Like many Americans, I tend to obsess about my ancestry and the confusion therein. I want to make precise, mathematical sense of what is a maddening stew of "definitely 1/4 this" and "maybe 1/4 that but no one knows.... "
So I am oddly thrilled with my latest worst symptom: hip pain. My research has uncovered that this is something affecting mostly Scandinavian women. While the pain itself absolutely sucks, the knowledge that I actually possess some real Swedish physiology is great. Statistically, I have always known that my dad is half Swedish, making me 1 quarter. Its the ancestry I always claimed since I take after my dad and because his dad was born there, making him the newest American of all the grandparents. Artifacts exist, a few books, a few words of Swedish, the faint memory of a song.

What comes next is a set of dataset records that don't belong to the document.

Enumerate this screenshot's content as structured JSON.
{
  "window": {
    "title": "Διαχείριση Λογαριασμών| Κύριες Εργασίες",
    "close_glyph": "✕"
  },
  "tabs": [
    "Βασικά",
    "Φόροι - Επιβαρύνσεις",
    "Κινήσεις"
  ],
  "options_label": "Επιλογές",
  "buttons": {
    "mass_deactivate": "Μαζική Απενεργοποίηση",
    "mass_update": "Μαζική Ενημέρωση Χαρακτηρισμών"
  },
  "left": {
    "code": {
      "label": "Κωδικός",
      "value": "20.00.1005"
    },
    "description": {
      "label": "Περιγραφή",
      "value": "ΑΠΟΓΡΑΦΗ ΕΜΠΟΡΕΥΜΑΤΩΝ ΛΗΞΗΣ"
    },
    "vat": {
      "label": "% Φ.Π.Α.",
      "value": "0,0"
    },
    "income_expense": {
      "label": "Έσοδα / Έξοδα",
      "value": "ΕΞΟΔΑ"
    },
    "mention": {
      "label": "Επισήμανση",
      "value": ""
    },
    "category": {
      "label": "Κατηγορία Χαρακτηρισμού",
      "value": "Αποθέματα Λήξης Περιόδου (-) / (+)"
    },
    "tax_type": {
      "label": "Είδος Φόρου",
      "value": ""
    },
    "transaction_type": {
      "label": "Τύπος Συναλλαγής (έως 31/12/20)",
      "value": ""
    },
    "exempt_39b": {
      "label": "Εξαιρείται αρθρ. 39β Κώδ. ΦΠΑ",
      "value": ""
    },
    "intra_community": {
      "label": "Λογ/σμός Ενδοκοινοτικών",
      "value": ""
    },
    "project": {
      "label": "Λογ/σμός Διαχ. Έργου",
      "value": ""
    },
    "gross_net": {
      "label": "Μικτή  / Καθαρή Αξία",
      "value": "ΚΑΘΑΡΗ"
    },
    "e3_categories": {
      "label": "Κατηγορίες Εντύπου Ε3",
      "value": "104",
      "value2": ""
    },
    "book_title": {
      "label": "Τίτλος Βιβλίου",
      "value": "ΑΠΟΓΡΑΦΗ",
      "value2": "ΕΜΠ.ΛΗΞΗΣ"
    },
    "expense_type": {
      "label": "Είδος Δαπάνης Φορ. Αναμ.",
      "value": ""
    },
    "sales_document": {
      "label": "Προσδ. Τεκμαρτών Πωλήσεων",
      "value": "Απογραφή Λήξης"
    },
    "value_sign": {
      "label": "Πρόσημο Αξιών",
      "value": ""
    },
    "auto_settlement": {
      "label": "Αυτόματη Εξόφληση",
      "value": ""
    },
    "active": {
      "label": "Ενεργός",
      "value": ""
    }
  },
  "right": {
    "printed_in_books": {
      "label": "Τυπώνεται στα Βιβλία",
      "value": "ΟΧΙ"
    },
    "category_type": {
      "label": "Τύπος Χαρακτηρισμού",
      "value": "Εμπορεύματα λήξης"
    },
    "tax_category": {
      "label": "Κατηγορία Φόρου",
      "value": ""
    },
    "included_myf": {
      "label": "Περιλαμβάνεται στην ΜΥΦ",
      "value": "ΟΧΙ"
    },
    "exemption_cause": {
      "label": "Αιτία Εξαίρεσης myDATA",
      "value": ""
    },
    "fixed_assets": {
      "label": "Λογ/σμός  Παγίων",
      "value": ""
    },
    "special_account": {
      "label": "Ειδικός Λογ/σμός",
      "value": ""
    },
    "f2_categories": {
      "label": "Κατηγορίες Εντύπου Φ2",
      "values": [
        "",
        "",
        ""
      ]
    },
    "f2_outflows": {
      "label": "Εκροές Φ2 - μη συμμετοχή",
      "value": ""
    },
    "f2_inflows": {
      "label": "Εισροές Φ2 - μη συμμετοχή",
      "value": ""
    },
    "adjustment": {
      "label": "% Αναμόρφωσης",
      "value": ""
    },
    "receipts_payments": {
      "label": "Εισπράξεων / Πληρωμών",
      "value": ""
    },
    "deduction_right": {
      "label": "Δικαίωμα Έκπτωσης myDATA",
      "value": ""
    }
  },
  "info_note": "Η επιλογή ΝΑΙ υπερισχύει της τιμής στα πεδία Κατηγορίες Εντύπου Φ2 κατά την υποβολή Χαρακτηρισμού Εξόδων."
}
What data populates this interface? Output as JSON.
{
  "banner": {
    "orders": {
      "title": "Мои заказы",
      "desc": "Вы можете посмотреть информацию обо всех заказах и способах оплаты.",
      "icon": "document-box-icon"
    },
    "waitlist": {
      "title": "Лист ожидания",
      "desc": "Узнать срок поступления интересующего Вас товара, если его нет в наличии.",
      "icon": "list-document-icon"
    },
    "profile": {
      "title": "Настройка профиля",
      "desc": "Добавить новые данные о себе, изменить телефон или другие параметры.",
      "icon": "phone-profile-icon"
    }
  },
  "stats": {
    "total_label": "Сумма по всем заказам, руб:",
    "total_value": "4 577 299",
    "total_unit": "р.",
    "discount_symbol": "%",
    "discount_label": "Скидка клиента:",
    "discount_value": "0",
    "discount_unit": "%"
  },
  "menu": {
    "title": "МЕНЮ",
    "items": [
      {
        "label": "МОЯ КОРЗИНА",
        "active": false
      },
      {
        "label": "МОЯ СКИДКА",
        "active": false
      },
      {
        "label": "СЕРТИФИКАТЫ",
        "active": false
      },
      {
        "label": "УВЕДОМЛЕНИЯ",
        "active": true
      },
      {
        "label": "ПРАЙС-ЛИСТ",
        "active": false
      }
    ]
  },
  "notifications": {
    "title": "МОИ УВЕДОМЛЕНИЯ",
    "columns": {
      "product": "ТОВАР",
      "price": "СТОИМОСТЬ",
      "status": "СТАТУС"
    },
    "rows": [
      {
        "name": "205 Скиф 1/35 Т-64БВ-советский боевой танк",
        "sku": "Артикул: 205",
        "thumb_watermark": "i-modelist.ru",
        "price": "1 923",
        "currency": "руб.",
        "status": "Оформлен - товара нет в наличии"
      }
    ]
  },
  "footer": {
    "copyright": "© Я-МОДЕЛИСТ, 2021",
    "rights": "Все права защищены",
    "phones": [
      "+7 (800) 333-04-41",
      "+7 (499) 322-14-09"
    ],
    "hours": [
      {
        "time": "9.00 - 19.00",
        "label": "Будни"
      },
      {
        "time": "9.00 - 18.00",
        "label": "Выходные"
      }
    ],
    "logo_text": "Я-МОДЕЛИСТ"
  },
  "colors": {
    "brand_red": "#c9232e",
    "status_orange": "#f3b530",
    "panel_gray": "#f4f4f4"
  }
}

I reported my hip pain to my 3 favorite Scandinavians (a Swede, an Icelander and a Norwegian) and all confirmed that hip pain is very common among their reproducing female friends and family. They even had an armory of tips and tricks and reasons that are mysteriously absent from my American books and web sites.
While is nice to feel the evidence that I am from somewhere, its still frustrating to know I mostly take after a lineage of men. What I need now is to know the females I take after. I want to know how their bodies dealt with all this. I suspect my only physiological twin would be a great grandmother long dead and known only as a name and date. I try to see myself as a living remnant of her. I am what's been left behind instead of a journal or a photograph. She can't tell me what to expect but she is speaking through me as I go.
I suppose it's an offshoot of the same recurring sentiment of hoping to identify with someone. somewhere. Where are you.